Judge to consider Samsung's questions about jury foreman
- 09 November, 2012 10:41
A court in California said Thursday that it would consider Samsung Electronics' concern that the foreman of the jury deciding a patent infringement lawsuit between Apple and Samsung had concealed information.
A jury in California decided in August that the South Korean company must pay Apple US$1.05 billion for infringing several of its patents in Samsung smartphones and tablets.
Samsung has, however, asked for a new trial of the case, alleging that the foreman of the jury, Velvin Hogan, was untruthful and biased.
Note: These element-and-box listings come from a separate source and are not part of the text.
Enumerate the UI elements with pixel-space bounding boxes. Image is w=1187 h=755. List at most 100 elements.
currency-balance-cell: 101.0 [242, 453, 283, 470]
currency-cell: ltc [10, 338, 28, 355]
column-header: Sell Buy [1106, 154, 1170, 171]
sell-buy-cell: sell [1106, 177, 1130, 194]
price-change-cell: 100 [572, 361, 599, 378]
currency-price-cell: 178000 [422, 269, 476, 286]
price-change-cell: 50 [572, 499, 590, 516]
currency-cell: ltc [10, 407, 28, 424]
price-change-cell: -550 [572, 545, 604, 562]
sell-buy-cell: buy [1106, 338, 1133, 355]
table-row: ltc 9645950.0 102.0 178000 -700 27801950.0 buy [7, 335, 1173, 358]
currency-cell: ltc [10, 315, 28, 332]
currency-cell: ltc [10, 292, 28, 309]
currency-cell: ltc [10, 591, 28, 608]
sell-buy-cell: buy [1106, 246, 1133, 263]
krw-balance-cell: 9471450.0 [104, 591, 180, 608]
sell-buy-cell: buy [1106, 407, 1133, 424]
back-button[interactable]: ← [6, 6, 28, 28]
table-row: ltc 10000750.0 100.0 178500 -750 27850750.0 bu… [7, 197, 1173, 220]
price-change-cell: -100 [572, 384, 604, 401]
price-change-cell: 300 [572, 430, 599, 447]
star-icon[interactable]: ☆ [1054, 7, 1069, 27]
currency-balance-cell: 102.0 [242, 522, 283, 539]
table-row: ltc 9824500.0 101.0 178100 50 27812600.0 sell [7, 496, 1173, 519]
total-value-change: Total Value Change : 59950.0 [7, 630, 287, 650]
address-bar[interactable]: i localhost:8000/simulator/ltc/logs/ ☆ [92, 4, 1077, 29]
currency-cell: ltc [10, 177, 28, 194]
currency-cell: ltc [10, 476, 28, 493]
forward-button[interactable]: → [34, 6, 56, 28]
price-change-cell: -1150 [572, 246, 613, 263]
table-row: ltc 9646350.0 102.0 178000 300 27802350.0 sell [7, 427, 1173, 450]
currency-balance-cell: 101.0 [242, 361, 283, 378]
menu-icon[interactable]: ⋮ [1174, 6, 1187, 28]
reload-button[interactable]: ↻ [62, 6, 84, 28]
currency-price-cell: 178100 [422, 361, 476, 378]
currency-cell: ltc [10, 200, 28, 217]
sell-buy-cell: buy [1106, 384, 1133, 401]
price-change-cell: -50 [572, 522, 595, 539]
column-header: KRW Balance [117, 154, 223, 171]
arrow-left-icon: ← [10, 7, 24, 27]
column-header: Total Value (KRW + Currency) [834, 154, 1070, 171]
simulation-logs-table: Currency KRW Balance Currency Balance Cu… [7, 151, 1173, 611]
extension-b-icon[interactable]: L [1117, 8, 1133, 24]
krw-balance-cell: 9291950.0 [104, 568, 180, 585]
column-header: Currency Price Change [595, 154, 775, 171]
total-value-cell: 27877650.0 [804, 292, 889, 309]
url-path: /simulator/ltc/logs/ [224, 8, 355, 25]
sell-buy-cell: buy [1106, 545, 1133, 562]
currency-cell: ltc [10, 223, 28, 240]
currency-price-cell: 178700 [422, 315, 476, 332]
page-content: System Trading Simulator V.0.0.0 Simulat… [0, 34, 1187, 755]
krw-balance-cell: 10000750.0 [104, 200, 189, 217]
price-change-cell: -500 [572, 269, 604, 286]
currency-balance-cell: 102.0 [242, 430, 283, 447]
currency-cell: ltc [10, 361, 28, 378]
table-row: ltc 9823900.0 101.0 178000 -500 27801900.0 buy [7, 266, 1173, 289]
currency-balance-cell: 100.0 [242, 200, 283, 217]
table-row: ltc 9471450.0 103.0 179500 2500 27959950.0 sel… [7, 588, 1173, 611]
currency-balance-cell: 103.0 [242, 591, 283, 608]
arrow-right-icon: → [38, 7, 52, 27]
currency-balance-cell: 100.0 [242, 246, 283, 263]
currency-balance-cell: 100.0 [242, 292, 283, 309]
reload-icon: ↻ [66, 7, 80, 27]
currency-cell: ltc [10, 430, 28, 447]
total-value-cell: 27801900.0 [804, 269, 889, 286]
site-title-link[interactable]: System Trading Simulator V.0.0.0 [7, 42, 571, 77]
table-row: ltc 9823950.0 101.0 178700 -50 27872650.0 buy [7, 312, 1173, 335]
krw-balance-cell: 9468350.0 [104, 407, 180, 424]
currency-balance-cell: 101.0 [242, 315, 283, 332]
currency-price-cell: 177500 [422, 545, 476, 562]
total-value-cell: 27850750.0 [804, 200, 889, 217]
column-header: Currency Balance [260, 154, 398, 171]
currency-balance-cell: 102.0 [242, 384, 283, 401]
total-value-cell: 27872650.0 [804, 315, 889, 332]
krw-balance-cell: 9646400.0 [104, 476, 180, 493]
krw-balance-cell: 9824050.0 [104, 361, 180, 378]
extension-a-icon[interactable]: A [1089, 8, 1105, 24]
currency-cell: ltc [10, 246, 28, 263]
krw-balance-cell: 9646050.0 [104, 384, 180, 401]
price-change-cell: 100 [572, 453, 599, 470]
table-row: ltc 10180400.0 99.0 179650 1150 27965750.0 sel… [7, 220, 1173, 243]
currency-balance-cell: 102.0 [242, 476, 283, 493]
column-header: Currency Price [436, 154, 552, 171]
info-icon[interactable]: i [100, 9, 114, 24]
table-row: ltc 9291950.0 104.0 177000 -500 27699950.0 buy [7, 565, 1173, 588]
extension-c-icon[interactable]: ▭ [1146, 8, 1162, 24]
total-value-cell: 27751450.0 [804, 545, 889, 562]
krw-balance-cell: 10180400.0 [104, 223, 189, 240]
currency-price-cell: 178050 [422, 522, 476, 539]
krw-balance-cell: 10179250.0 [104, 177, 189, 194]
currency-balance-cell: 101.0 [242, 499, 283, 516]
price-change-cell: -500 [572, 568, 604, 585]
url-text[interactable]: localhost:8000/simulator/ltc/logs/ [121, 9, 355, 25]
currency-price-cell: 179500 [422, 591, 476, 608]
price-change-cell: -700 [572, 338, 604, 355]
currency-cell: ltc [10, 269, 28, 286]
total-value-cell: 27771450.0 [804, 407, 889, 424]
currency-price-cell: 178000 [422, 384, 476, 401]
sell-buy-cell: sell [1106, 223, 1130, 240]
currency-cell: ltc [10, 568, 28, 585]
In the voir dire, a court procedure of questioning prospective jurors for potential bias, Hogan did not mention that he had been sued by his former employer, Seagate, for breach of contract after he failed to repay a promissory note in 1993 and filed for bankruptcy six months later, according to the filing on Oct. 2.
Samsung has a "substantial strategic relationship with Seagate," and is the single largest direct shareholder of the hard drive manufacturer after selling it a business division last year, it said in the filing.
On Oct. 30, Samsung filed a motion to compel Apple to disclose the circumstances and timing of Apple's discovery of certain information regarding the jury foreman.
Judge Lucy H. Koh of the District Court for the Northern District of California, San Jose division, wrote in her order on Thursday that the court will consider the questions "of whether the jury foreperson concealed information during voir dire, whether any concealed information was material, and whether any concealment constituted misconduct."
"An assessment of such issues is intertwined with the question of whether and when Apple had a duty to disclose the circumstances and timing of its discovery of information about the foreperson," Judge Koh wrote.
The court will address Samsung's motion to compel at a Dec. 6 hearing. If the court grants the motion, it will likely order supplemental briefing before ruling on Samsung's motion for judgment as a matter of law, Koh said.